Yesterday, court evangelical Robert Jeffress talked to Fox News Radio about his Freedom Sunday service. (The interview is only about four minutes long).
A few points:
- Note Jeffress’s smugness.
- Jeffress claims that the phrase “America is a Christian nation” was used many times, by many political leaders, in American history. He is right. I spent the first four chapters of my book Was America Founded as a Christian Nation? writing about all the ways people understood America to be a Christian nation.
- As I wrote at this blog yesterday, Jeffress has no clue about how to use the past responsibly. He wants to go back to the 18th or 19th century when most Americans were Christians and pretend that we are still living in those times. His understanding of the relationship between Christianity and government is frozen in time. He fails to understand that American culture has changed over time. Again, if you want the proper context for many of the Supreme Court decisions and founding fathers he cited in his sermon on Sunday, get a hold of a copy of my Was America Founded as a Christian Nation?

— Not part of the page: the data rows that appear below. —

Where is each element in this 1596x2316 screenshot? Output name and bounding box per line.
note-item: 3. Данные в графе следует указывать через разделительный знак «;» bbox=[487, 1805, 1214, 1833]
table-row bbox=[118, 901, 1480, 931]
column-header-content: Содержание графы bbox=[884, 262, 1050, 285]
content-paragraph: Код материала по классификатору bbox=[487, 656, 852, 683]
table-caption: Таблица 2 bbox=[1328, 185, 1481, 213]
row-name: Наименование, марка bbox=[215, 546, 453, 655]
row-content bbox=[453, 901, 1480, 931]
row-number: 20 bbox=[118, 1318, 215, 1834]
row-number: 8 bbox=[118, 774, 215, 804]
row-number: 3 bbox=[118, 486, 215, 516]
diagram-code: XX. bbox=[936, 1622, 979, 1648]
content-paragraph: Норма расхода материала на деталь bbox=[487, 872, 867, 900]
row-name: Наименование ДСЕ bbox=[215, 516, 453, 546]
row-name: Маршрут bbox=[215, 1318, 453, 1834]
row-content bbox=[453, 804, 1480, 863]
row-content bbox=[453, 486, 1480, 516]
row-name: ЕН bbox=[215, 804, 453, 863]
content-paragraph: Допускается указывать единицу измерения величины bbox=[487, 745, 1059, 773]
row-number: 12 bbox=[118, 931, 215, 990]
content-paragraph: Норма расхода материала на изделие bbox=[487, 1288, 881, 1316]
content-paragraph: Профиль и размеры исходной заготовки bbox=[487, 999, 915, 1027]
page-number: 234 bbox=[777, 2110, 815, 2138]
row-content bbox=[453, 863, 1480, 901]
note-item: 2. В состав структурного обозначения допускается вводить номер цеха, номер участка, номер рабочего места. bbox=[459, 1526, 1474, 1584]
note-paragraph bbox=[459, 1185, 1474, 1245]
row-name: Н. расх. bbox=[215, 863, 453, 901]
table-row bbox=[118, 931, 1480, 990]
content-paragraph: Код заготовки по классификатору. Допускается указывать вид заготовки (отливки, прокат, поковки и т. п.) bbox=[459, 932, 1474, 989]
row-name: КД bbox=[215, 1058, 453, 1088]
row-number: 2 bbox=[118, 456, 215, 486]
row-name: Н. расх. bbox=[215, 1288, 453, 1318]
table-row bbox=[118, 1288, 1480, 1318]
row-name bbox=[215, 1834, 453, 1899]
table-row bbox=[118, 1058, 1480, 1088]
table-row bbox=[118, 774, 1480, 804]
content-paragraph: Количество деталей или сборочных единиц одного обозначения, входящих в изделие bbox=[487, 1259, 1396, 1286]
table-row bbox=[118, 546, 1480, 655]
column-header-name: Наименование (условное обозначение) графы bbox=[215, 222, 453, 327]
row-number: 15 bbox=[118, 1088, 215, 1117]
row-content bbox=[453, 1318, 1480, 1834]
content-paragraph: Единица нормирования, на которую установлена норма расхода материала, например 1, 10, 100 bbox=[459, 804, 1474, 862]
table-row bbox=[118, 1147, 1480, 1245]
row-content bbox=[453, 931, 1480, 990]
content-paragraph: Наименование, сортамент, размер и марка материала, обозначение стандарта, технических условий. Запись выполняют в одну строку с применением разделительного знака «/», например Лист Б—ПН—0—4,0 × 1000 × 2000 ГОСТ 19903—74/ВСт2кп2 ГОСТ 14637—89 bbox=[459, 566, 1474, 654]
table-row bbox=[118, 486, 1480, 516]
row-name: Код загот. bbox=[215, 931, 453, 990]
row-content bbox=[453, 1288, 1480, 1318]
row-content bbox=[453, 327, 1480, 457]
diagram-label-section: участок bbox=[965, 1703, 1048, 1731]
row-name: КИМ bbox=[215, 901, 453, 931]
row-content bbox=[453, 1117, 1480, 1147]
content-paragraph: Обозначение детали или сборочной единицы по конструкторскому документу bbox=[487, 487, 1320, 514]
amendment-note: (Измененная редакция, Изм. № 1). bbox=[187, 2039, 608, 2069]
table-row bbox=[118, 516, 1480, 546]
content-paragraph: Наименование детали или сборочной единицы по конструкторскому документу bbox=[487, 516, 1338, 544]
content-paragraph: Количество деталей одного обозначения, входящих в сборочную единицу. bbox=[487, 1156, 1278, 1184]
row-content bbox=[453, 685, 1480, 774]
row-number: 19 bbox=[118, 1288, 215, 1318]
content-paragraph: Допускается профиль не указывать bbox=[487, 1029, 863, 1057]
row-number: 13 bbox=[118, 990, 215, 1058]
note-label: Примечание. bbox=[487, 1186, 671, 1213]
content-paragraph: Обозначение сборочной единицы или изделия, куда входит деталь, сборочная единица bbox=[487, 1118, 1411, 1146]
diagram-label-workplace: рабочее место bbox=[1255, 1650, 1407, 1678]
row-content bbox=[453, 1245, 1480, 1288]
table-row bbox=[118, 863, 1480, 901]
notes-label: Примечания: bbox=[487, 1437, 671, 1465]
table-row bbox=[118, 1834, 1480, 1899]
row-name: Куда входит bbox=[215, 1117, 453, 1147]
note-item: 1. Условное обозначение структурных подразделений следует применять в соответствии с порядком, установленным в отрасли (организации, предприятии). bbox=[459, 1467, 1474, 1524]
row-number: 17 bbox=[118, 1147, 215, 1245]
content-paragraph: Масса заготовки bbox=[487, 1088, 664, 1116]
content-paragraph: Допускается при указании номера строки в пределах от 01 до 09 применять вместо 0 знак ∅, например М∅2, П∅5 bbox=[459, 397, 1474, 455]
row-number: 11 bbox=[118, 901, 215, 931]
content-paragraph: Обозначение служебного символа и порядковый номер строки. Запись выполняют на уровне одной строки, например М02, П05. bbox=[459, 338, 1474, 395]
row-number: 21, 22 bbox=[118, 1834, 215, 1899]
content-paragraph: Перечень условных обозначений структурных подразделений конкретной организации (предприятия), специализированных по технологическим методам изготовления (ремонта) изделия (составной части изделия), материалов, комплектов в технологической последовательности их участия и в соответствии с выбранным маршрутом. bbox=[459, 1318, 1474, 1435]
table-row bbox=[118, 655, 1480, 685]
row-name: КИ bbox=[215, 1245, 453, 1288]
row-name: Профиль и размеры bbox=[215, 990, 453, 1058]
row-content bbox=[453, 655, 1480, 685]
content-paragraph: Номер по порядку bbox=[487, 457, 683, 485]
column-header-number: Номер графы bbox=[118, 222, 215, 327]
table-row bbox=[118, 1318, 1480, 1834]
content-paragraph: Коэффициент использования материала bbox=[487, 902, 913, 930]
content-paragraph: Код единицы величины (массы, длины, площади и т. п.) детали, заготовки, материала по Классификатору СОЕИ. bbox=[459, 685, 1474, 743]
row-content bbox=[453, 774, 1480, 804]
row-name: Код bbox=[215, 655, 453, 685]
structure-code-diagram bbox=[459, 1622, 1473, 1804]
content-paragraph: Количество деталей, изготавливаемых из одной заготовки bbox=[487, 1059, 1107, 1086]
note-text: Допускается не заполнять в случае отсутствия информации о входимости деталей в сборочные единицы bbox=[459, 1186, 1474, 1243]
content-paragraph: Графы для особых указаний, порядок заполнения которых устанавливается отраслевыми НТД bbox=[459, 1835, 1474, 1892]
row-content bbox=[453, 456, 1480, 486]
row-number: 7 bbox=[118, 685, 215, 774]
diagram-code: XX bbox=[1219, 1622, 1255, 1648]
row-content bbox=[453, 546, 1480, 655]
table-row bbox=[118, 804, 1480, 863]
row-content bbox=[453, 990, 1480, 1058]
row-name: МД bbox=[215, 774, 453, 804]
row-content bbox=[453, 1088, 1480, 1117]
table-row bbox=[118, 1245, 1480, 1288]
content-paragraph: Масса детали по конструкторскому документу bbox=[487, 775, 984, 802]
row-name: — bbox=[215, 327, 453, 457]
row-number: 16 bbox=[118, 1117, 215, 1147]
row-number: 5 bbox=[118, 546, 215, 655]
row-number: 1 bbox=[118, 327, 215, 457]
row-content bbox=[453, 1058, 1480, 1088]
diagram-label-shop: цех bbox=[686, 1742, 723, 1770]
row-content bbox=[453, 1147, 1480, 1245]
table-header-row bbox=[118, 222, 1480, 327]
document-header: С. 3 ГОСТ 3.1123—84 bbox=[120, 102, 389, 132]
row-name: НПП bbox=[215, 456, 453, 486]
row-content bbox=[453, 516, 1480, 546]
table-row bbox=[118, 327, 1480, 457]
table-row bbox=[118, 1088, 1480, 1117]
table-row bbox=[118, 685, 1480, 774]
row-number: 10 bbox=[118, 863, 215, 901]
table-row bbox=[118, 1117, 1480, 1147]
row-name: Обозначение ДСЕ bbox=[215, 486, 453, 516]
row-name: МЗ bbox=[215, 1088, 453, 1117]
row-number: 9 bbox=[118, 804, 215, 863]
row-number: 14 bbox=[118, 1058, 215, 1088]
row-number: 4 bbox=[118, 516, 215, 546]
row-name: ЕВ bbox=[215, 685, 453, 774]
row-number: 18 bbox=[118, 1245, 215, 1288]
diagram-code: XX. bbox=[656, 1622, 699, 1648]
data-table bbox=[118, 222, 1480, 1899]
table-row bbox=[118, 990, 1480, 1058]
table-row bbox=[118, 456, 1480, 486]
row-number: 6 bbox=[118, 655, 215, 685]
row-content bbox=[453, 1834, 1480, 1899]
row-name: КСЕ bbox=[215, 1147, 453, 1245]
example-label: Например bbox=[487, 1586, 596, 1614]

- Another example of his failure to understand change over time relates to the historic images from the history of First Baptist Dallas shown at “Freedom Sunday.” I did not get a very good look, but I am guessing that the images were the same ones I wrote about in this post. First Baptist-Dallas was a segregationist congregation under its former pastor W.A. Criswell. I imagine that Jeffress would say that the congregation has changed over time and now rejects segregation. (Criswell, later in his life, changed his mind on this issue). But if Jeffress treated the history of segregation at First Baptist in the same way that he handled the history he talked about in his “Christian America” sermon on Sunday, he would have to also preach a sermon titled “First Baptist Church of Dallas is a Segregationist Congregation.” He could quote Criswell and many of the founding documents in his sermon to try to convince you that First Baptist is a segregated church. But in the end, his assertion would be wrong because First Baptist-Dallas is not a segregationist congregation. It was at one time, but it has changed over time. Jeffress wants to take us back to a time when the United States was mostly Christian, but I am guessing he does not want to take us back to a time when his own church was upholding Jim Crow.
- And in perhaps the most egregious part of Jeffress’s interview with Fox Radio he says: “In one of the interesting articles I read yesterday, a liberal was talking about this and he said, ‘you know, we probably have to concede that Jeffress has a historical point to make. That the early courts and founders did say “America is a Christian nation,” but they also embraced slavery. And we repudiated that and we ought to repudiate this.’ You know that shows the perversion of the liberal mind to equate obeying God, and making God the center of our life, with slavery.” Actually, this is not a product of the liberal mind, but a product of the historical mind. Why? Because it was evangelical Christians–those who claimed that they were “obeying God” and making “God the center of our life” who were the foremost defenders and supporters of slavery. They were slaveholders because they believed they were “obeying God” and making God the center of their lives. For someone who preaches sermons about the American past, one would think Jeffress would realize this. I wonder if Jeffress, as pastor of one of the largest Southern Baptist congregations in the country, is aware that the Southern Baptist church was founded because it defended the institution of slavery.
I am not sure what was worse–watching Jeffress’s historical incompetence from the pulpit of First Baptist-Dallas or watching thousands of people in the pews cheering him on and waving their American flags.